I recall when “cool” was an air-conditioned movie or car and Miles Davis personified the “cool school” of jazz. Or as Marlon Brando famously mumbled in 1954’s classic motorcycle gang flick “The Wild One,” “If you want to stay cool, you got to whale.”
Now on to some of those, like, amazing references so many people in the public eye amazingly, like, overuse. You know, such as “amazing” and “like.”
The online Free Dictionary’s definition of “amazing” is: “To affect with great wonder; astonish; to cause great wonder or astonishment.” So that must be why all these people call a mundane act, event or someone’s physical appearance “amazing.”
I do get chills hearing stirring versions of “Amazing Grace,” such as the bagpipes near the end of 1976’s fine remake of “Invasion of the Body Snatchers,” but I gag when “amazing” is thrown around willy-nilly. No matter how you cut it, skinny, flat-ass, white female movie stars with no hips are not “amazing.” But that’s how many are described.
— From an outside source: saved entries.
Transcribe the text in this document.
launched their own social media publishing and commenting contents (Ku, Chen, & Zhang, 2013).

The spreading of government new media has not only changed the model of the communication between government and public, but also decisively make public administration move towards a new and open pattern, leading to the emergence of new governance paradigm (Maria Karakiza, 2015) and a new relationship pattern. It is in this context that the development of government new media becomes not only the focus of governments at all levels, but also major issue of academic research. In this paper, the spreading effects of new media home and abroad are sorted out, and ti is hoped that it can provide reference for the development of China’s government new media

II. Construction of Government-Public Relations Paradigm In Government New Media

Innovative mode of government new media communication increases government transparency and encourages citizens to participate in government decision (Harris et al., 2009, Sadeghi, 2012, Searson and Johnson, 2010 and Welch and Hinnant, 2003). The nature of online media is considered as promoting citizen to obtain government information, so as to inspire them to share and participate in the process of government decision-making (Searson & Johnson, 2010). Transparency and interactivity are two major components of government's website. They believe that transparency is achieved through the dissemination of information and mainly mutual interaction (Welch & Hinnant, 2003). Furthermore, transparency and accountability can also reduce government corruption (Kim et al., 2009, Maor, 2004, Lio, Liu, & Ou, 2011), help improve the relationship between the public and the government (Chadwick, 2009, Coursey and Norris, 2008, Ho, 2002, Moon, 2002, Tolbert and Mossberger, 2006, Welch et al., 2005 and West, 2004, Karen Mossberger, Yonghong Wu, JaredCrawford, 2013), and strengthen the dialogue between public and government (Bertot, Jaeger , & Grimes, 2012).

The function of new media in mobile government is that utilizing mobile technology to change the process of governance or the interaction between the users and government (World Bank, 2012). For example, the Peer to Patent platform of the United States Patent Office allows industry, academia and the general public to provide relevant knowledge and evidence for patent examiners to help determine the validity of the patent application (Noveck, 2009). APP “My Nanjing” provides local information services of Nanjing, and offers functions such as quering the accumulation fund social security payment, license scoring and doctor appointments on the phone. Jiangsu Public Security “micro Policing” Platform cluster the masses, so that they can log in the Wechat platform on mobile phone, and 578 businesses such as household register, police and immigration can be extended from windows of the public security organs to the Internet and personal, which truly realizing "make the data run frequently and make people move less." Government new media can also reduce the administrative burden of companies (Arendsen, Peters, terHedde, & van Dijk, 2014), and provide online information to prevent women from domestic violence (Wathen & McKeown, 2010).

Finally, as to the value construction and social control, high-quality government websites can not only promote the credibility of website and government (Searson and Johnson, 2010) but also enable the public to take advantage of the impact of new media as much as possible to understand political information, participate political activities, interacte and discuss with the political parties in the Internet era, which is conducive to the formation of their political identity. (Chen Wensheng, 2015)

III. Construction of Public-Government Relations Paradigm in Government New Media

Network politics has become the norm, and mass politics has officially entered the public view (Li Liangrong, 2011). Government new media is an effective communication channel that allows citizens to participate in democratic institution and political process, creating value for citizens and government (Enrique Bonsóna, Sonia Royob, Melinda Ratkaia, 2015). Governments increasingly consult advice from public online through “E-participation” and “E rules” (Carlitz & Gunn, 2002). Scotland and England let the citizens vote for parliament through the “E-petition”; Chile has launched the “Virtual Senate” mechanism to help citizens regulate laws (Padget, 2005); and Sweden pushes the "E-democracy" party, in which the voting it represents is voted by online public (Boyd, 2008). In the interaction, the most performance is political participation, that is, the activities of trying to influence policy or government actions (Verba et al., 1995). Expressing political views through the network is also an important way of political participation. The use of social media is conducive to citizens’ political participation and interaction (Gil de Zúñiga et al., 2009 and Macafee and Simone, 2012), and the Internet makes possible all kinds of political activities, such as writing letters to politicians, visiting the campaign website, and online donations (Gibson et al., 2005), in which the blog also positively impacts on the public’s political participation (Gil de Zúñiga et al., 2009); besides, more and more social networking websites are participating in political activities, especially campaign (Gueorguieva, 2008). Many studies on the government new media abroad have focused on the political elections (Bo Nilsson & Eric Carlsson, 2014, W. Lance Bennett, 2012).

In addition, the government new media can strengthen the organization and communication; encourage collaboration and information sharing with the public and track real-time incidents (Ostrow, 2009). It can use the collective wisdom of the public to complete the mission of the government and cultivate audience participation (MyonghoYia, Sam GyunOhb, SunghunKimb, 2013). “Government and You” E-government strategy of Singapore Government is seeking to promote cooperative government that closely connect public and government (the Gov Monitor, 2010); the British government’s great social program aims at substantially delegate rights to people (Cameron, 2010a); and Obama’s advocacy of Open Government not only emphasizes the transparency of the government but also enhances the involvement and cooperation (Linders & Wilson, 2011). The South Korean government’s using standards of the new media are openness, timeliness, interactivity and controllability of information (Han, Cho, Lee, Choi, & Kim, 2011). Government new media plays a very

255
Finally, what’s up with preceding every other phrase with “like”? I always thought the word meant something that is similar. You know, such as: “Her face looked like 40 miles of bad road.” But no, now we’ve got nonsense such as the following recounting of a street crime I recently heard in a TV news interview of a young white woman:
“I was, like, looking over my shoulder and, like, I saw this guy running. And then, like, he was, like, jumping over a fence and, like, he turned and, like, pointed a gun at me. I was, like, are you kidding me?”
At the end of the day, I’ve got to ask, like, what the hell is, like, going on here? I mean, like, how cool can it be to keep saying “like” and calling everything under the sun “cool” and “amazing”? Like, please tell me? And, like, that’s the name of that tune. It’s, like, cool and amazing, isn’t it?